The real monopoly is no longer just NVIDIA. It is the combination of design, foundry, packaging, and logistics that means only a few companies can turn advanced chips into operational infrastructure on time.
Chips can be manufactured, but powering them requires electrical infrastructure that evolves much more slowly than the AI market. The immediate bottleneck is not generating headlines about nuclear, but having grid, substations, and connection equipment ready on time.
The electrical supply chain has been strained to the point where a relatively obscure industrial component has become a critical barrier to AI deployment.
AI infrastructure does not depend solely on chips and electricity. It also competes for copper, water, strategic materials, and professionals capable of installing and operating increasingly dense and complex systems.
The table summarizes where the tightest bottlenecks are today and why they directly affect the pace of AI expansion.
| Severity | Critical signal | Impact on AI | |
|---|---|---|---|
| Copper Materials | Critical | Structural deficit projected toward 2028 due to grid, renewables, and general electrification. | Increases the cost of cabling, substations, and grid expansions needed for AI campuses. |
| Fresh water Materials | Severe | Regulatory and social conflicts in regions with water stress and intensive cooling. | Limits viable locations and increases the political cost of deployment. |
| Gallium and germanium Materials | High | Chinese quotas and restrictions strain the base of the electronics supply chain. | Adds geopolitical fragility to key components of the industrial stack. |
| High-voltage electricians Talent | Critical | Shortage of professionals capable of installing large-scale power and connection systems. | Delays the opening of campuses already completed in civil works by months. |
| Thermal engineering Talent | High | The transition to liquid cooling exceeds the available operational experience. | Complicates rack densification and the safe deployment of next-generation clusters. |
| Senior AI/ML researchers Talent | Moderate | Extreme salary costs concentrate talent in a few companies. | Suffocates startups and narrows the real perimeter of frontier innovation. |
AISHA distinguishes between material limitations and talent limitations because both act on the same outcome: delaying or increasing the cost of effective capacity.
AISHA insists that this layer is often underestimated because it doesn't sound as spectacular as a new GPU or a multimodal model. But without copper, water, power technicians, and thermal specialists, campuses remain nothing more than a financial projection.

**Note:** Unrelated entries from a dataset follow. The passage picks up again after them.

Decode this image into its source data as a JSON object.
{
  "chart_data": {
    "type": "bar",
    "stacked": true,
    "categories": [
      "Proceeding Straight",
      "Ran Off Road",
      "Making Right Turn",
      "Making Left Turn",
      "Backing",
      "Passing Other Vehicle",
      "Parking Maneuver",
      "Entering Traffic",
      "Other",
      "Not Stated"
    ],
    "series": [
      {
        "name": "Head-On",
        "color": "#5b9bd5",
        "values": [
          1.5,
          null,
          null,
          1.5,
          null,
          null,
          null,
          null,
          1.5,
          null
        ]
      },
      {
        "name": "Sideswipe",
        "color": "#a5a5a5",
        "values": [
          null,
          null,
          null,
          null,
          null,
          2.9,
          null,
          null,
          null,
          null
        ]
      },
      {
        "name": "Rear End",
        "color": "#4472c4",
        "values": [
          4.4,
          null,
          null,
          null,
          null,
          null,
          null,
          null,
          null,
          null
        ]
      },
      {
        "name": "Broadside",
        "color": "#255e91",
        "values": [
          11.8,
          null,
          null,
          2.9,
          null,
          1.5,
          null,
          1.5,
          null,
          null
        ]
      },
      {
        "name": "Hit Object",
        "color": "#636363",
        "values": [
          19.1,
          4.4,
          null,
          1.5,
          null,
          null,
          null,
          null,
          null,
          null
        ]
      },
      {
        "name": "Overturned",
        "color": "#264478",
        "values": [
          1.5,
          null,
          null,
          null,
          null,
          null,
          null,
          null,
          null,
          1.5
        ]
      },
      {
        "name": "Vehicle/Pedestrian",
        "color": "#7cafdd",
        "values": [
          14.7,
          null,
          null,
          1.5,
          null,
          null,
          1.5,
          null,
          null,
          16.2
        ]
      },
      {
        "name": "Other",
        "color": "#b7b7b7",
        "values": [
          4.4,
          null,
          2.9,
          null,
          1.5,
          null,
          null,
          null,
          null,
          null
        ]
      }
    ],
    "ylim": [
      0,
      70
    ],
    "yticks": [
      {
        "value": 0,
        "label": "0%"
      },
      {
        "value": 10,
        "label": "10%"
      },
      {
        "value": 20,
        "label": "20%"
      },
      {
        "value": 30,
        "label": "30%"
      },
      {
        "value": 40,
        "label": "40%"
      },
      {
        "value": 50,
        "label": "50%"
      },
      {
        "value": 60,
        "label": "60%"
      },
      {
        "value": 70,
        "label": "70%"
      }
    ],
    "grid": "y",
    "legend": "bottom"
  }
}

The shortage of technical talent also cannot be solved with capital in the short term: it is part of the same industrial friction that slows energy infrastructure and data centers.
The key is not to add up isolated obstacles, but to understand how they reinforce each other. A transformer problem affects the grid; a grid problem affects data centers; a data center problem reduces the actual usefulness of hardware already on order.
Executive summary of the degree of blockage, trend, and possibility of mitigation before the turn of the decade.
| Severity | Trend | Mitigable before 2028? | Impact on AI | |
|---|---|---|---|---|
| Grid and transformers Electrical infrastructure | 5 - Critical | Worsening | Not structurally | Delays the powering on of new gigawatts by several years. |
| CoWoS advanced packaging Silicon and manufacturing | 4 - High | Strained but contained | Partial by 2027 | Keeps prices high and maintains scarcity of top-tier GPUs. |
| Citizen opposition and regulation Water, noise, and grid | 4 - High | Worsening | Very limited | Forces relocations and slows strategic deployments. |
| Power and cooling technical talent Operations and installation | 3 - Moderate | Worsening | Partial and slow | Increases capex and delays openings by 6 to 12 months. |
AISHA projects that AI growth between 2026 and 2028 will be less global, more expensive, and more concentrated in territories with energy sovereignty, electrical industrial capacity, and preferential access to the silicon supply chain.